Iran’s foreign minister and lead negotiator in nuclear talks with the United States has been ordered by the Islamic Republic’s Supreme Leader to stop shouting and yelling at Secretary of State John Kerry during negotiating sessions.
Iranian Foreign Minister Javad Zarif told his country’s state controlled media in a recent interview that Ayatollah Ali Khamenei has instructed him to stop yelling at Kerry and other top U.S. officials during the talks.
Reports about Zarif’s temper first emerged in the Iranian press last November, when the United States and Iran agreed to extend talks through June of this year.
Zarif is said to "frequently shout at Western diplomats" with such force that bodyguards have been forced to enter the negotiation room.
During one incident described by Iranian officials to the press, European Union Foreign Policy Chief Catherine Ashton, a chief western negotiator, admitted that Zarif had been shouting, and she had gotten used to it.
Abbas Araqchi, an Iranian diplomat who is also a member of the negotiating team, is reported to have said in an interview that during past negotiations in Geneva, Zarif "shouted" at Kerry and spoke to him in a manner "unprecedented" in the history of U.S. diplomacy.
Zarif appeared to cop to this behavior during a recent interview with the state-controlled Islamic Republic News Agency (IRNA), according to an independent translation of the report provided to the Washington Free Beacon.
Following reports that Zarif shouts at Kerry, Zarif was summoned to a meeting with Khamenei. He referred to this meeting during recent remarks made to a high school class, according to the IRNA.
"‘Why you are yelling in negotiations? Smile and speak,’" he recalled the Supreme Leader saying. "‘Do not quarrel on the negotiation table, reason with them,’" Khamenei continued, citing a verse from the Quran that states "Go, both of you, to Pharaoh, for he has indeed transgressed all bounds.… But speak to him mildly; perchance he may take warning or fear [Allah]."
Zarif added that he begins each day by praying over six verses of the Quran before entering the nuclear discussions. He went on to say that U.S. sanctions no longer have an impact on Tehran.
"Doing business and trade with Iran had a huge reputational cost" for foreigners, but now the situation has changed, according to Zarif. "More sanctions on Iran makes U.S. isolated among its own friends."
The State Department declined to comment on reports about the Iranian Foreign Minister’s conversations with the Iranian Supreme Leader.
Meanwhile, Khamenei, in a speech this week, said that Iran would impose its own sanctions on the West.

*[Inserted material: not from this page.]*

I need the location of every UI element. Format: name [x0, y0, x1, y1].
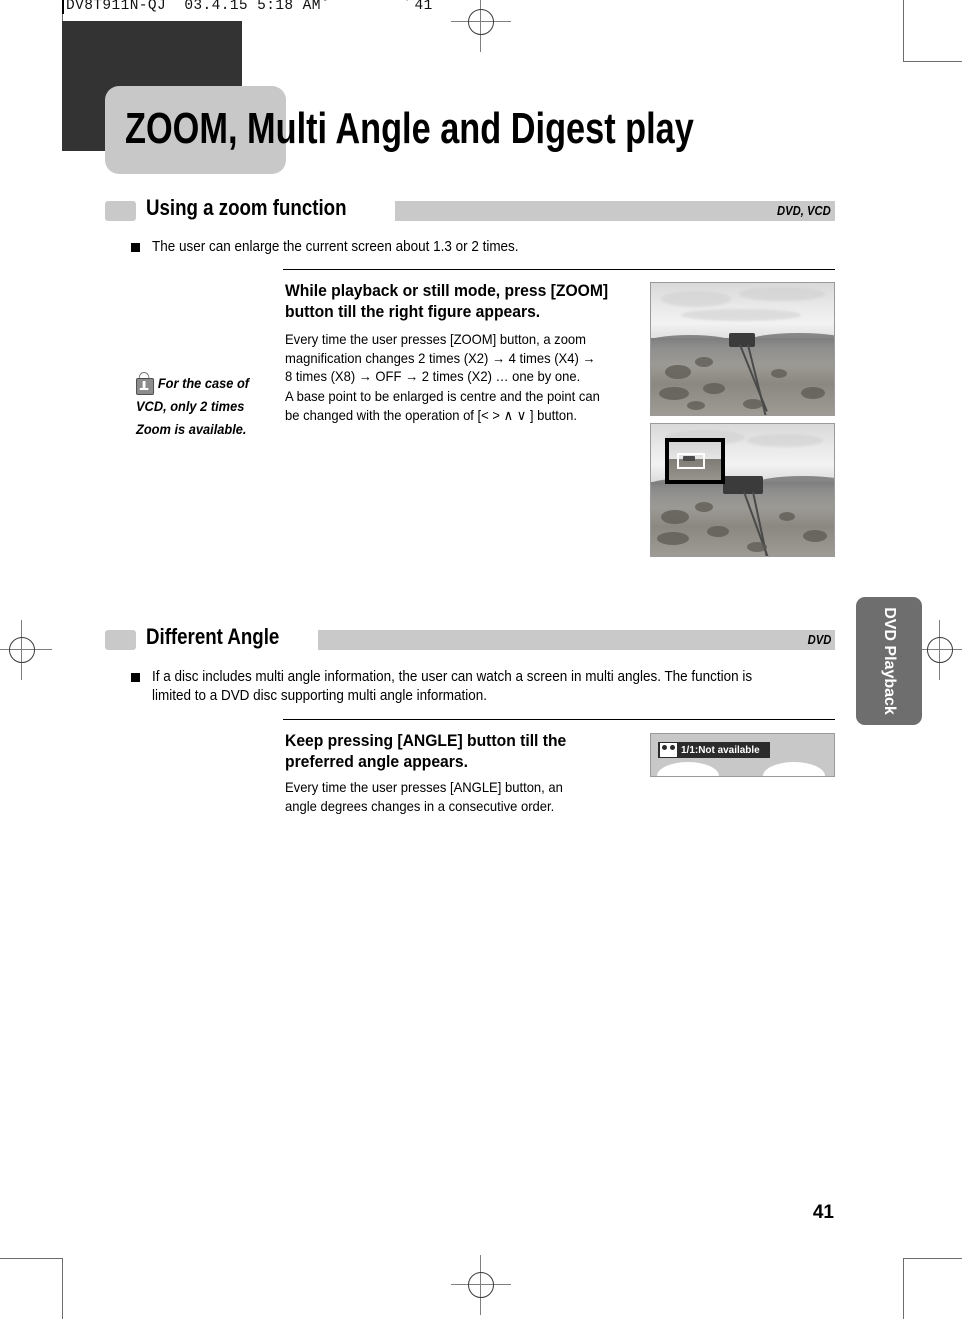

"If [there] is to be any sanction imposed, the Iranian nation too can impose sanction [on them] and it will do so," Khamenei was quoted as saying by the Fars News Agency.

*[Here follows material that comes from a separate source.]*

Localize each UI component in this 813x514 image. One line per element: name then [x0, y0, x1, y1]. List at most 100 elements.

"Iran has also made it clear again and again that the U.S. should leave the Middle East and the Muslim world," said Saeed Ghasseminejad, an Iranian dissident who is an associate fellow at the Foundation for Defense of Democracies. "Both Zarif and Khamenei see themselves on a holy mission. They may have different assessments of what is the best way to reach their goal, which is to defeat the pharaoh of the time, but they have no doubt who is the pharaoh of the time: The West, the U.S., and Israel."